Given that once we have fully realized our almost complete powerlessness in regard to present-day ills we are at any rate relieved of the duty of concerning ourselves with the present state of things, apart from those moments when we feel its direct impact, what nobler task could we assume than that of preparing for such a future in a methodical way by devoting ourselves to drawing up an inventory of modern civilization? It is certainly a task which goes far beyond the narrow possibilities of a single human life; on the other hand, to pursue such a course is to condemn oneself of a certainty to moral loneliness, to lack of understanding, to the hostility of the enemies as well as of the servants of the existing order.

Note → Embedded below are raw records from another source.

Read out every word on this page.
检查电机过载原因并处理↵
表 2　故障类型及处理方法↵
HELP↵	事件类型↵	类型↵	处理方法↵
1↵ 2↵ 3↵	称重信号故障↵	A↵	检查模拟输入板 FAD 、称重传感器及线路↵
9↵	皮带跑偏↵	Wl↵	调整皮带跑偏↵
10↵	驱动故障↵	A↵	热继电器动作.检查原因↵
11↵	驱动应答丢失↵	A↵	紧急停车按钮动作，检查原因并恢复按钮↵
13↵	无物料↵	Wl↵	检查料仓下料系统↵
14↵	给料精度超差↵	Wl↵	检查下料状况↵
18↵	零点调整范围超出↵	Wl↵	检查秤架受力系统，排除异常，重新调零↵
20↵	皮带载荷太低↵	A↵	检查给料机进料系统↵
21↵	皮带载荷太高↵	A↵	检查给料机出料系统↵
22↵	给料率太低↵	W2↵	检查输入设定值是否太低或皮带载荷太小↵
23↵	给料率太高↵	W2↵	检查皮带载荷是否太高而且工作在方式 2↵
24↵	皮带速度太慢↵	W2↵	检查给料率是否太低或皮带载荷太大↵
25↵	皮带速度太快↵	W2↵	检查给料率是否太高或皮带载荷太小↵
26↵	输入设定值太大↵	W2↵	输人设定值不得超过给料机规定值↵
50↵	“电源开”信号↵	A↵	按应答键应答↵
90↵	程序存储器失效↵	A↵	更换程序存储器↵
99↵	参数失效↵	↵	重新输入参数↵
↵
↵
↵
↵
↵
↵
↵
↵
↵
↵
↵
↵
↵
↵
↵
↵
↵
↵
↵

As for future generations, nothing entitles us to assume that, across the upheavals which separate us from them, chance may allow the fragmentary ideas that might be elaborated by a few solitary minds in our day even to reach them. But it would be folly to complain of such a situation. No pact with Providence has ever guaranteed the effectiveness of even the most nobly-inspired efforts. And when one has resolved to place confidence, within and around oneself solely in efforts whose source and origin lie in the mind of the very person who accomplishes them, it would be foolish to wish that some magical operation should enable great results to be obtained with the insignificant forces placed at the disposal of isolated individuals. It is never by such arguments that a staunch mind can allow itself to be deflected, once it has clearly perceived that there is one thing to be done, and one only.
It would thus seem to be a question of separating, in present-day civilization, what belongs of right to man, considered as an individual, and what is of a nature to place weapons in the hands of the collectivity for use against him, whilst at the same time trying to discover the means whereby the former elements may be developed at the expense of the latter. As far as science is concerned, we must no longer seek to add to the already over-great mass which it forms; we must draw up its balance-sheet, so as to enable the mind to place in evidence there what is properly its own, what is made up of clear concepts, and to set aside what is only an automatic procedure for co-ordinating, unifying, summarizing or even discovering; we must try to reduce these procedures themselves to conscious steps on the part of the mind; we must, generally speaking, wherever possible, conceive of and present scientific results as merely a phase in the methodical activity of the mind. For this purpose, a serious study of the history of the sciences is probably indispensable. As for technique, it ought to be studied in a thoroughgoing manner—its history, present state, possibilities of development—and that from an entirely new point of view, which would no longer be that of output, but that of the relation between the worker and his work. Lastly, the analogy between the steps accomplished by the human mind, on the one hand in daily life and particularly in work, on the other hand in the methodical development of science, should be fully brought out. Even if a sequence of mental efforts oriented in this sense were to remain without influence on the future evolution of social organization, it would not lose its value on that account; the future destinies of humanity are not the sole object worthy of consideration. Only fanatics are able to set no value on their own existence save to the extent that it serves a collective cause; to react against the subordination of the individual to the collectivity implies that one begins by refusing to subordinate one’s own destiny to the course of history. In order to resolve upon undertaking such an effort of critical analysis, all one needs is to realize that it would enable him who did so to escape the contagion of folly and collective frenzy by reaffirming on his own account, over the head of the social idol, the original pact between the mind and the universe.